What's New In Beta 3?
- Dashboard overhaul!
- Local low balance warnings
- Automated failover at the exit level
- Phone registration for exits
- During periods of very low balance (below 10c) routers will throttle locally, preventing disruption to downstream clients and the tricky situation of entering and leaving the free tier every time the balance hits zero
- Temporary fix for peer discovery on particularly slow machines
This release mostly focused on improving exit resiliency. Althea now supports multihomed exits, meaning a single exit can be run across multiple datacenters and bridged into the mesh like any other alternate route.
The other major change is the creation of a 'low balance' mode. It's mostly a solution to the problem of a relay node running their balance to zero.
Because traffic is encrypted it's actually not possible for the upstream node to identify the non-paying relays traffic and only apply the free tier to that. Instead they must put everyone south of that relay onto the free tier.
Obviously this isn't good, so by having nodes voluntarily throttle when they reach 10c balance we can at least keep this from happening by accident.
What's coming next
Multi-homed exits where sort of an existential issue, as our networks grow downtime becomes even more critical to avoid, so they took priority over debugging some of the remaining underpayment issues.

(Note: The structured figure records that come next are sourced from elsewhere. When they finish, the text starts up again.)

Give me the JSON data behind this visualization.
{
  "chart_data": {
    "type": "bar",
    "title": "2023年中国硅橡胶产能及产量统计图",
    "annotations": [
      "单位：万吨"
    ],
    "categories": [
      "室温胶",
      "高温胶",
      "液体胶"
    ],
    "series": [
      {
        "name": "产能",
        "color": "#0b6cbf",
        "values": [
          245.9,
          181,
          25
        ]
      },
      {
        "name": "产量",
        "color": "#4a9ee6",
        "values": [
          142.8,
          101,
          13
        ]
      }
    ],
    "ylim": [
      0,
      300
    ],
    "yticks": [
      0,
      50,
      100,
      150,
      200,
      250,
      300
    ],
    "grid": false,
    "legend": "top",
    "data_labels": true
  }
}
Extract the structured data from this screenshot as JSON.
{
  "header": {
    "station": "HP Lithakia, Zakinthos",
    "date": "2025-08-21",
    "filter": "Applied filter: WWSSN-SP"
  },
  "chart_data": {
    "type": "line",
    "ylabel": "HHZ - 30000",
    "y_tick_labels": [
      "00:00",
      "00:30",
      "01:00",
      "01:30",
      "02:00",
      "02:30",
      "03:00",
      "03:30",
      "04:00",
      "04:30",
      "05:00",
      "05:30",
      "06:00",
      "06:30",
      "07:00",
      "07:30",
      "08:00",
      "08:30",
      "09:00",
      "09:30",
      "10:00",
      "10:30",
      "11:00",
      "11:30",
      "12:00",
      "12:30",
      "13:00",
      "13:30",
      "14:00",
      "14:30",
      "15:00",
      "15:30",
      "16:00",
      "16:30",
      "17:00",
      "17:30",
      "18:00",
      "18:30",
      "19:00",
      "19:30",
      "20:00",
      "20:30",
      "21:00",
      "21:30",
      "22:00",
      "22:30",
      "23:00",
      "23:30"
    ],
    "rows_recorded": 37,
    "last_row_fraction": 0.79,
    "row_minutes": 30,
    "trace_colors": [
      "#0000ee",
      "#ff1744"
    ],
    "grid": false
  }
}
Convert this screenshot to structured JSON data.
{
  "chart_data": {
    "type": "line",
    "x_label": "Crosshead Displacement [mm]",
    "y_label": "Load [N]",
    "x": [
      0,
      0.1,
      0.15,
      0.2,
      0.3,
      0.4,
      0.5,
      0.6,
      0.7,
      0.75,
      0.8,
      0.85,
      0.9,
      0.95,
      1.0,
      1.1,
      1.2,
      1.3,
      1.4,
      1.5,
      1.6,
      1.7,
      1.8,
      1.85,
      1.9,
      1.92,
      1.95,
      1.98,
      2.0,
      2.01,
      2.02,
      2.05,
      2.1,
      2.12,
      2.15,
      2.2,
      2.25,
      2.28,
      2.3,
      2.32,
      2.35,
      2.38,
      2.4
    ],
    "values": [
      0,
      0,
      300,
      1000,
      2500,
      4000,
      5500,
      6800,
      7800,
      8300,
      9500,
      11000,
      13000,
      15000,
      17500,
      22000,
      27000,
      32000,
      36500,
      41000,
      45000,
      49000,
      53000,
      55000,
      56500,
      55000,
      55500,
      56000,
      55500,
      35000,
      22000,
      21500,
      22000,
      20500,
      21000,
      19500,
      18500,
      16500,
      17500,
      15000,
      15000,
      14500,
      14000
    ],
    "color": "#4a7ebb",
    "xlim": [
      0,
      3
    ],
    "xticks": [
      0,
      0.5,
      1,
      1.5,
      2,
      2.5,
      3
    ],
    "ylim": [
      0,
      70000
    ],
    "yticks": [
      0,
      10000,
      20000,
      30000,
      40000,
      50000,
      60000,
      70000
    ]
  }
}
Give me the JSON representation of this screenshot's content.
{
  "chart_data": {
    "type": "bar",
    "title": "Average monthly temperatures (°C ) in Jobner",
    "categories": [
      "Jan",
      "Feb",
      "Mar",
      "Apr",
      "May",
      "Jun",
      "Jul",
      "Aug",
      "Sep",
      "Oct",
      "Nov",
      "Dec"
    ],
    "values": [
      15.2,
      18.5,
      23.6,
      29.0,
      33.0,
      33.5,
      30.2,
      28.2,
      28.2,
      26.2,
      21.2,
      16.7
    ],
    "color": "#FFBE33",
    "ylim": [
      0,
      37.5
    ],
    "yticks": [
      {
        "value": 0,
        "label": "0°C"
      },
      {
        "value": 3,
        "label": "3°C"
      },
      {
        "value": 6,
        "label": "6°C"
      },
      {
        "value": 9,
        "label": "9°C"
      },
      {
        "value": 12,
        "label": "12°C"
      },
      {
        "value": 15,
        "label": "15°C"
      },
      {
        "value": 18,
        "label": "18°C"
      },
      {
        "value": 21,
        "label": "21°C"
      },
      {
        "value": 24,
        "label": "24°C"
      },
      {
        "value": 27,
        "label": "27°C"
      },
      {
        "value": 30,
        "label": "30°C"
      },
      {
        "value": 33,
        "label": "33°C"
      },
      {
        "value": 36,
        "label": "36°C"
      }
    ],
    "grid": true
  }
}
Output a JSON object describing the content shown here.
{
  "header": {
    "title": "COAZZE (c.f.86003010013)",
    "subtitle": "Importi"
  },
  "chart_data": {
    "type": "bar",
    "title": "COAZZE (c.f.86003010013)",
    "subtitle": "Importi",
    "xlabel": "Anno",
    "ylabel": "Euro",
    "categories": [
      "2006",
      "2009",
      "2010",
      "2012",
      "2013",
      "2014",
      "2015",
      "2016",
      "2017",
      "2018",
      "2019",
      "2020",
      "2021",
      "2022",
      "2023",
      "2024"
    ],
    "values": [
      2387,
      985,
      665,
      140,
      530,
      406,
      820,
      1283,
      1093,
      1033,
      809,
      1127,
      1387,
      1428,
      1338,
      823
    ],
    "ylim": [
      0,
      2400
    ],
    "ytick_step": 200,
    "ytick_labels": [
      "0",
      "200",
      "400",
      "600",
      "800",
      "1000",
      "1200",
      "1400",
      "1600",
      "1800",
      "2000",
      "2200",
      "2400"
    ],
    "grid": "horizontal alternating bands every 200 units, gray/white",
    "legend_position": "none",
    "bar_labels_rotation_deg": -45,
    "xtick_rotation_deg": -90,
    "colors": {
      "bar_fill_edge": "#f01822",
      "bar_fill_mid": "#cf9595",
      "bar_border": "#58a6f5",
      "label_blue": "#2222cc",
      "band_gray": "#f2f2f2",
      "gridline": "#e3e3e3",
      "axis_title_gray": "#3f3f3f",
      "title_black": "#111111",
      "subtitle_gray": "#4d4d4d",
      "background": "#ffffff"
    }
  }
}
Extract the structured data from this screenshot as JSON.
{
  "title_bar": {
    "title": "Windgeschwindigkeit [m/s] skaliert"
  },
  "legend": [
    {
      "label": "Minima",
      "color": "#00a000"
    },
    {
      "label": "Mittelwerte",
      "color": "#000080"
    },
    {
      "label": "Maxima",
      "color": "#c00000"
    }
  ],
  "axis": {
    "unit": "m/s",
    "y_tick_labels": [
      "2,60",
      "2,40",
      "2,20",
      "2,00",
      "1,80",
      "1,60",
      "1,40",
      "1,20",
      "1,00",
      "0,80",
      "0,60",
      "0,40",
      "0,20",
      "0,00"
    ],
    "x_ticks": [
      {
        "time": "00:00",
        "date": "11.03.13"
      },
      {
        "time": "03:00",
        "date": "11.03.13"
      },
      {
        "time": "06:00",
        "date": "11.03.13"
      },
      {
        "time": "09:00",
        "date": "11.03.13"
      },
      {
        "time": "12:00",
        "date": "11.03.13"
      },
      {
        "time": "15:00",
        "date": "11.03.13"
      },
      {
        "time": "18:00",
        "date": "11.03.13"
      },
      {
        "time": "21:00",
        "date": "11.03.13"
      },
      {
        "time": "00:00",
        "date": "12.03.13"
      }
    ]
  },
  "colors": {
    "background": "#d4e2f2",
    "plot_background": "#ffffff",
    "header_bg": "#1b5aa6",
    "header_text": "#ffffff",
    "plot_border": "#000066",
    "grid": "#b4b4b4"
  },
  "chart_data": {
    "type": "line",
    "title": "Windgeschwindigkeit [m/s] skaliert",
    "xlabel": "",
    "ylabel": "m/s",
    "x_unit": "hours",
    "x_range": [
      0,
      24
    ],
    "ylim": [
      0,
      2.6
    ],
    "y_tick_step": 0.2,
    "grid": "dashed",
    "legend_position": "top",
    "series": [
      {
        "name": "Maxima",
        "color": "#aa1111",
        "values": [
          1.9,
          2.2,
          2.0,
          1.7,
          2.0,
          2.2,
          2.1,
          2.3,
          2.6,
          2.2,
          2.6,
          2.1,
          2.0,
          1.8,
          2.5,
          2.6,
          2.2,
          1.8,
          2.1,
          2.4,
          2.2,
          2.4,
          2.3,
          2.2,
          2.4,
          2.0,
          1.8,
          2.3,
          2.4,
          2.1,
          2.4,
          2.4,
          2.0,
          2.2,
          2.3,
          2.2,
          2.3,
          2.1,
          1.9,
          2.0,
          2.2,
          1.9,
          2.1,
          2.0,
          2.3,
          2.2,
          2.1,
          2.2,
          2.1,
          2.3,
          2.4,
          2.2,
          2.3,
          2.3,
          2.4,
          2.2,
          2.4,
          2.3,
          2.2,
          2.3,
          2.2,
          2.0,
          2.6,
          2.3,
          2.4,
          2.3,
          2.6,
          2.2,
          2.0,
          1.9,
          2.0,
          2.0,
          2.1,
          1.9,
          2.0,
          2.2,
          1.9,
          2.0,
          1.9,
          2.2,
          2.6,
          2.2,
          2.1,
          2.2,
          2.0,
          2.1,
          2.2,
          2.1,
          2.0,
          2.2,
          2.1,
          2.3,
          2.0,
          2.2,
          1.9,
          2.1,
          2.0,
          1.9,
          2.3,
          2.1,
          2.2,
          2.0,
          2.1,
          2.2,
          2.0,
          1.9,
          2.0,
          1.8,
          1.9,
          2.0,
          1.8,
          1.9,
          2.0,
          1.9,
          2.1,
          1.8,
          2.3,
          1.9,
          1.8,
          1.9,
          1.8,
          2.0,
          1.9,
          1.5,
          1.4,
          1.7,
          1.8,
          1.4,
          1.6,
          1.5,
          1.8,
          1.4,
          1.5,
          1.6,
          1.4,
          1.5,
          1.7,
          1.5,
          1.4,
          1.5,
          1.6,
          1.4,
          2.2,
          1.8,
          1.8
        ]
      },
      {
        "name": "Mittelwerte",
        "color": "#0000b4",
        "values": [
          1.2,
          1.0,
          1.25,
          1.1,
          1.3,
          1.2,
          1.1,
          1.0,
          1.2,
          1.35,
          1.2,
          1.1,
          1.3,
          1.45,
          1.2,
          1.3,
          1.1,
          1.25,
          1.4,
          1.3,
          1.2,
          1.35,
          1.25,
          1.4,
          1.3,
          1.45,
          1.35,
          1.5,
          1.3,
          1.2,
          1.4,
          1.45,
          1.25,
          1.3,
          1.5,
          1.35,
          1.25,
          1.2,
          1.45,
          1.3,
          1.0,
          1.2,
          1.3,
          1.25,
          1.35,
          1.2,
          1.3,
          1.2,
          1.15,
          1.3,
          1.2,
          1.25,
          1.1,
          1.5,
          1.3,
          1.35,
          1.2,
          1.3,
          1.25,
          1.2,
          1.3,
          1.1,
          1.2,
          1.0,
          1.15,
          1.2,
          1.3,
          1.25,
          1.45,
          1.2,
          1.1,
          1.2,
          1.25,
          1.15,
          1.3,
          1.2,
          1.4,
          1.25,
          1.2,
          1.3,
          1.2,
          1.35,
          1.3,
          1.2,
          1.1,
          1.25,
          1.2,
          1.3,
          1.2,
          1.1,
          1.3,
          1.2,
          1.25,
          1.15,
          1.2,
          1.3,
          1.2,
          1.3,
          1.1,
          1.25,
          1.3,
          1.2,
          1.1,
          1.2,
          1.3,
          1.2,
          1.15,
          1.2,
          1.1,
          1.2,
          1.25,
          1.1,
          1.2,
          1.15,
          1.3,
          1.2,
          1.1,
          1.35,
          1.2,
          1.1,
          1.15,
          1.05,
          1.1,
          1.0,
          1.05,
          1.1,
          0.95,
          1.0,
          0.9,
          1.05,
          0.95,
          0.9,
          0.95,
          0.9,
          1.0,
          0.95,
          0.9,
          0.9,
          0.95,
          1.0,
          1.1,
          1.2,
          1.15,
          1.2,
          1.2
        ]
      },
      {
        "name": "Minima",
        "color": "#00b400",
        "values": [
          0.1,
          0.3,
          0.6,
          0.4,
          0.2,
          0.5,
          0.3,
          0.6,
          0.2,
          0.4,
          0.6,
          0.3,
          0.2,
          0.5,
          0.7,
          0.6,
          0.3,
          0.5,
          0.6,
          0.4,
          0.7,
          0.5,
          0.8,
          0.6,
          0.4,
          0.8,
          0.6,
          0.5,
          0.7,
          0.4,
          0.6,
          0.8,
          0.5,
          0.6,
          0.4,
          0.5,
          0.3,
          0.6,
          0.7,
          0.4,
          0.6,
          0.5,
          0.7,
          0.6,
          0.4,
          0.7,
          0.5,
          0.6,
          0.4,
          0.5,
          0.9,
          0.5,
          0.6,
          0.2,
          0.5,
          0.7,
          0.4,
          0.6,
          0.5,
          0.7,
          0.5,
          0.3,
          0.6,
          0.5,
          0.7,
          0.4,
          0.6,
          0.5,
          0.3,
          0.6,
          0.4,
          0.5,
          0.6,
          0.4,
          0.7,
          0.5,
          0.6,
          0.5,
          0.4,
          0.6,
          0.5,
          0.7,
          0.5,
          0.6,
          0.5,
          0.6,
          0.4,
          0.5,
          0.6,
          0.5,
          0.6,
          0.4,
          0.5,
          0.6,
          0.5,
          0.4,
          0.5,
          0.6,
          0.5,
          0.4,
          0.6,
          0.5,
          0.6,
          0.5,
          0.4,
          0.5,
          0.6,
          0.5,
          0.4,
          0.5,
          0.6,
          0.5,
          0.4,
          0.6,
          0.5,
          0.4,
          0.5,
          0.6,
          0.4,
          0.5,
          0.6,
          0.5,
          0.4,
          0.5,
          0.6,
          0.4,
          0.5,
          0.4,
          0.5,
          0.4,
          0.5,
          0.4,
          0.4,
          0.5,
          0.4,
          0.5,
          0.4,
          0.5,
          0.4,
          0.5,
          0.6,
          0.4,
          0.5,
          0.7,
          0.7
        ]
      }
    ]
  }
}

Beta 4, if I have my way, will entirely focus on fixing two bugs.
- Underpayment
As a pure percentage the number of users underpaying is now about 20%, down from around 50% before the last release. It's also dramatically less severe, with the average underpaying node only underpaying by 15%.
The remaining problems will require a more subtle and research-focused touch to really get this down to zero.
2. Lack of recovery
When the gateway or the exit goes down or is restarted for whatever reason there is about a 5% chance that a node will not reconnect properly.
I've been chasing this one for a long time, it's difficult to gather data on a bug when the bug is defined by a node not being online to tell you anything.
I think I've finally picked up the trail after debugging a strange issue brought on by remove the startup wait for Rita. I'm speculating that PeerListener hits some error code when sending it's multicast packet, doesn't handle it and drops the interface from it's watch list.
These are the sorts of issues you need a decent number of real users to encounter at all, so I'm glad we've gotten far enough to tackle fixing them.